In 2003 the pounds continued to mount. I was probably up to about 210-220 at the beginning of the year. I was really frustrated at work, which spiralled things. I decided to quit my job. I changed my mind. I took a 3-month sabbatical from work, decided to move cities again back to where I was originally was, and then blew my house down payment to travel around the world in style for 2 months -- business class international, swanky hotels, safaris, etc., etc. I still don't know my budget but it was probably about $13,000-$15,000 when it was all totalled. (And I don't regret the trip, it was amazing, but that's another story). I came back to work in the fall of that year, but by then was up to about 240ish.
After that was a period of rapid weight gain, from the fall of 2003 to the summer of 2004, up to about 280 which is where I ended up. That was me frustrated more with life, and I wasn't taking my iron so my anemia came back full force and I had no energy, I was depressed, I'd eat, I started binging on junk food -- still vegetarian mostly but you can eat a lot of chocolate and jelly beans and cheese and stuff that's mostly vegetarian. Every now and then I'd decide to eat healthier -- this lasted about a week, tops.
So then in summer 2004 -- well, I'm not sure what happened. I finally hopped on a scale in the bathroom at work, one of those sliding weight scales, not to weigh precisely but to check to see if I topped 300 pounds. I didn't. That was my fear, so it was a little better seeing I was at least below that. Size 28 pants were starting to get tight and I always shopped at Lane Bryant, and wasn't sure where to get size 30, so that was a big motivator.

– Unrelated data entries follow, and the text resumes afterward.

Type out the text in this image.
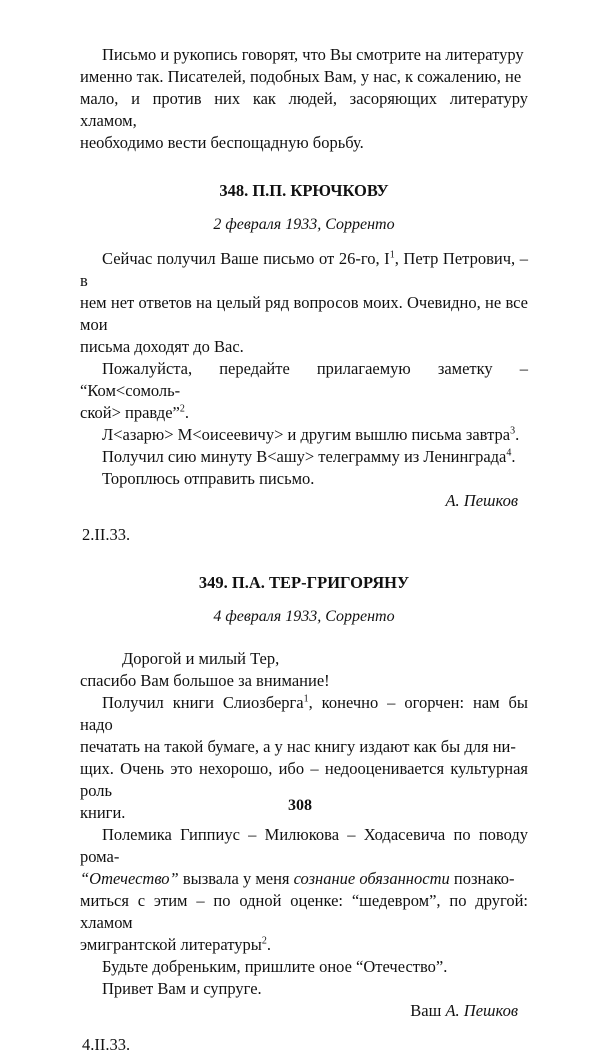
Письмо и рукопись говорят, что Вы смотрите на литературу

именно так. Писателей, подобных Вам, у нас, к сожалению, не

мало, и против них как людей, засоряющих литературу хламом,

необходимо вести беспощадную борьбу.

348. П.П. КРЮЧКОВУ

2 февраля 1933, Сорренто

Сейчас получил Ваше письмо от 26-го, $I^1$, Петр Петрович, – в

нем нет ответов на целый ряд вопросов моих. Очевидно, не все мои

письма доходят до Вас.

Пожалуйста, передайте прилагаемую заметку – “Ком<сомоль-

ской> правде”$^2$.

Л<азарю> М<оисеевичу> и другим вышлю письма завтра$^3$.

Получил сию минуту В<ашу> телеграмму из Ленинграда$^4$.

Тороплюсь отправить письмо.

А. Пешков

2.II.33.

349. П.А. ТЕР-ГРИГОРЯНУ

4 февраля 1933, Сорренто

Дорогой и милый Тер,

спасибо Вам большое за внимание!

Получил книги Слиозберга$^1$, конечно – огорчен: нам бы надо

печатать на такой бумаге, а у нас книгу издают как бы для ни-

щих. Очень это нехорошо, ибо – недооценивается культурная роль

книги.

Полемика Гиппиус – Милюкова – Ходасевича по поводу рома-

“Отечество” вызвала у меня сознание обязанности познако-

миться с этим – по одной оценке: “шедевром”, по другой: хламом

эмигрантской литературы$^2$.

Будьте добреньким, пришлите оное “Отечество”.

Привет Вам и супруге.

Ваш А. Пешков

4.II.33.

308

Then I got moved fulltime to this project at work that's based, partially, in Baghdad. People go over there for 1-3 months to work on it. I sort of want to go (just for the adventure mostly -- I do things like skydive and rockclimb and stuff for adrenaline rushes -- and partly to help out with the project), sort of don't (because it's scary), but I didn't really have an option because I'm so big. And external factors are always better, for me, for motivating weight loss and change. It's like I can't just take care of myself for me. It has to tie into something else.

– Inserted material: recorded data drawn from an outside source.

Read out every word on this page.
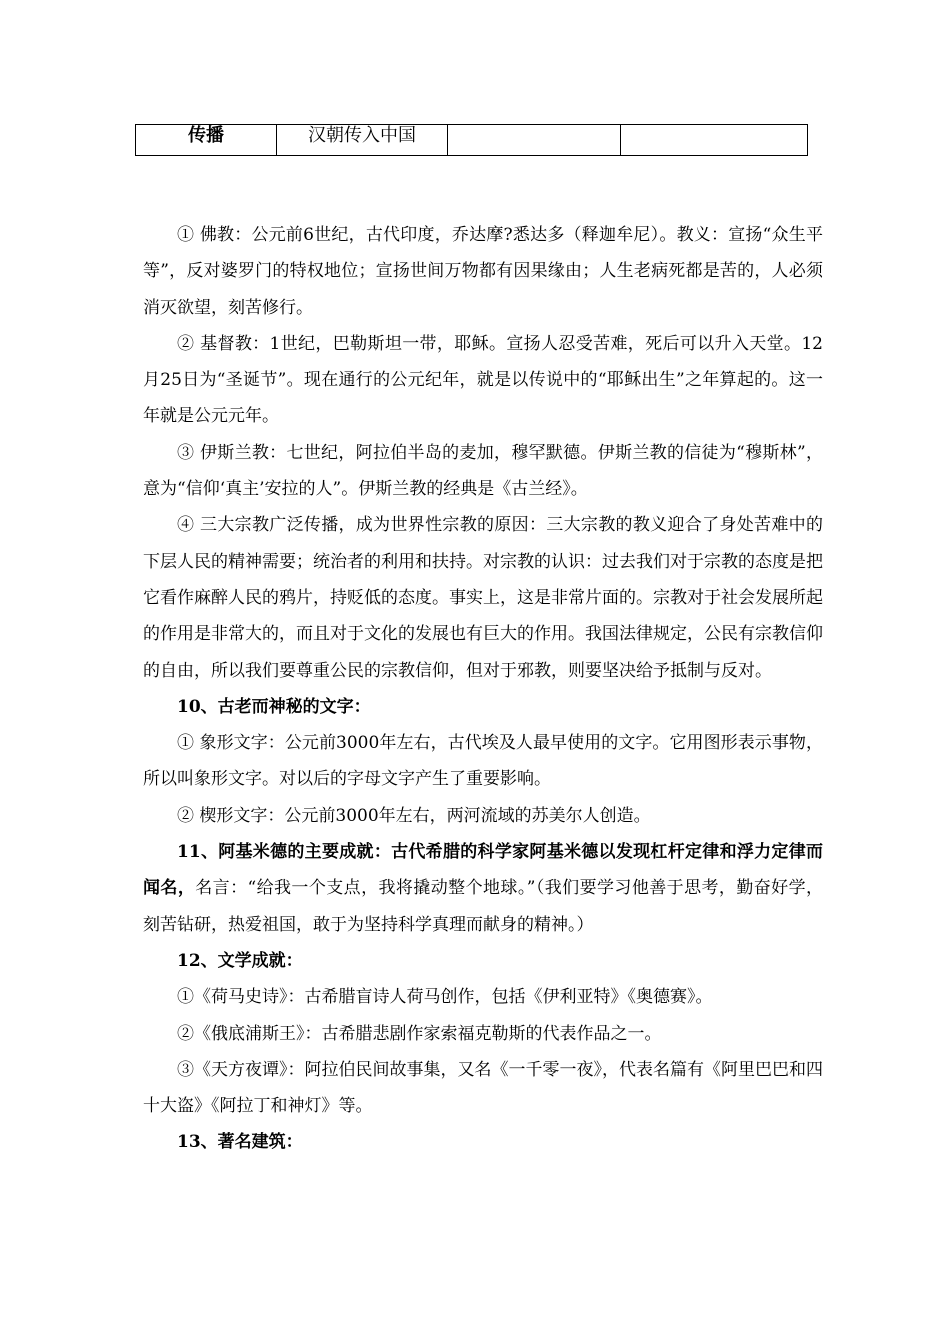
传播	汉朝传入中国		

① 佛教：公元前6世纪，古代印度，乔达摩?悉达多（释迦牟尼）。教义：宣扬“众生平等”，反对婆罗门的特权地位；宣扬世间万物都有因果缘由；人生老病死都是苦的，人必须消灭欲望，刻苦修行。

② 基督教：1世纪，巴勒斯坦一带，耶稣。宣扬人忍受苦难，死后可以升入天堂。12月25日为“圣诞节”。现在通行的公元纪年，就是以传说中的“耶稣出生”之年算起的。这一年就是公元元年。

③ 伊斯兰教：七世纪，阿拉伯半岛的麦加，穆罕默德。伊斯兰教的信徒为“穆斯林”，意为“信仰‘真主’安拉的人”。伊斯兰教的经典是《古兰经》。

④ 三大宗教广泛传播，成为世界性宗教的原因：三大宗教的教义迎合了身处苦难中的下层人民的精神需要；统治者的利用和扶持。对宗教的认识：过去我们对于宗教的态度是把它看作麻醉人民的鸦片，持贬低的态度。事实上，这是非常片面的。宗教对于社会发展所起的作用是非常大的，而且对于文化的发展也有巨大的作用。我国法律规定，公民有宗教信仰的自由，所以我们要尊重公民的宗教信仰，但对于邪教，则要坚决给予抵制与反对。

10、古老而神秘的文字：

① 象形文字：公元前3000年左右，古代埃及人最早使用的文字。它用图形表示事物，所以叫象形文字。对以后的字母文字产生了重要影响。

② 楔形文字：公元前3000年左右，两河流域的苏美尔人创造。

11、阿基米德的主要成就：古代希腊的科学家阿基米德以发现杠杆定律和浮力定律而闻名，名言：“给我一个支点，我将撬动整个地球。”（我们要学习他善于思考，勤奋好学，刻苦钻研，热爱祖国，敢于为坚持科学真理而献身的精神。）

12、文学成就：

①《荷马史诗》：古希腊盲诗人荷马创作，包括《伊利亚特》《奥德赛》。

②《俄底浦斯王》：古希腊悲剧作家索福克勒斯的代表作品之一。

③《天方夜谭》：阿拉伯民间故事集，又名《一千零一夜》，代表名篇有《阿里巴巴和四十大盗》《阿拉丁和神灯》等。

13、著名建筑：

So I'm about 4-5 weeks into things now, which is longer than I stuck with eating healthier for a while. I'm trying to concentrate on little things at first, not everything all at once. I'm not even worrying about exercise, and I might not at all until next year, since I'm not motivated right now and making a ton of changes all at once that I don't absolutely want to do is always a recipe for disaster for me. My goal was to eat healthier, take my iron to get the anemia under control, and try to feel better. To try to break the pattern of my eating before, and help with anemia and other vitamin deficiencies, I started eating meat again. (I love making changes, incidentally, to stir things up in my life -- thus the vegetarian/non-vegetarian swaps, the trips, the moving around and changing offices.) And I do feel better eating healthier. I was literally feeling sick all the time before and I'm probably still depressed, still not entirely happier at work, but it's better and I think the healthy regime has a lot to do with it.

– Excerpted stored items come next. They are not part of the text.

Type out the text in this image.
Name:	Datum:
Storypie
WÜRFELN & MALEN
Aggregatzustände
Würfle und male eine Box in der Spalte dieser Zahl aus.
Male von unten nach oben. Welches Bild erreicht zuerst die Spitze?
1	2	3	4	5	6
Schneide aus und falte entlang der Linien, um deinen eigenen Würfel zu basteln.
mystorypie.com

Right now I'm struggling with frustration. It seems like such a daunting goal, and one I've struggled with before and lost, so why try again. Which is why I'm trying to ignore weight and just eat healthy but I'm competitive, and can't resist the scale like I tried. I love my clothes starting to feel loose, though, and I love the healthier feeling I have from eating more nutritious. I'm hoping a combination of that, and small losses, and the thought of maybe going to Baghdad or else on another international trip where I'm a bit smaller, will be a driving factor. It's just so daunting to thing: "If I lost a pound a week, I'd have to do this for 3 years before I was at my goal weight." Three years is a really long time, a tenth of my life. So it's daunting.
So a long ramble but that's how it happened.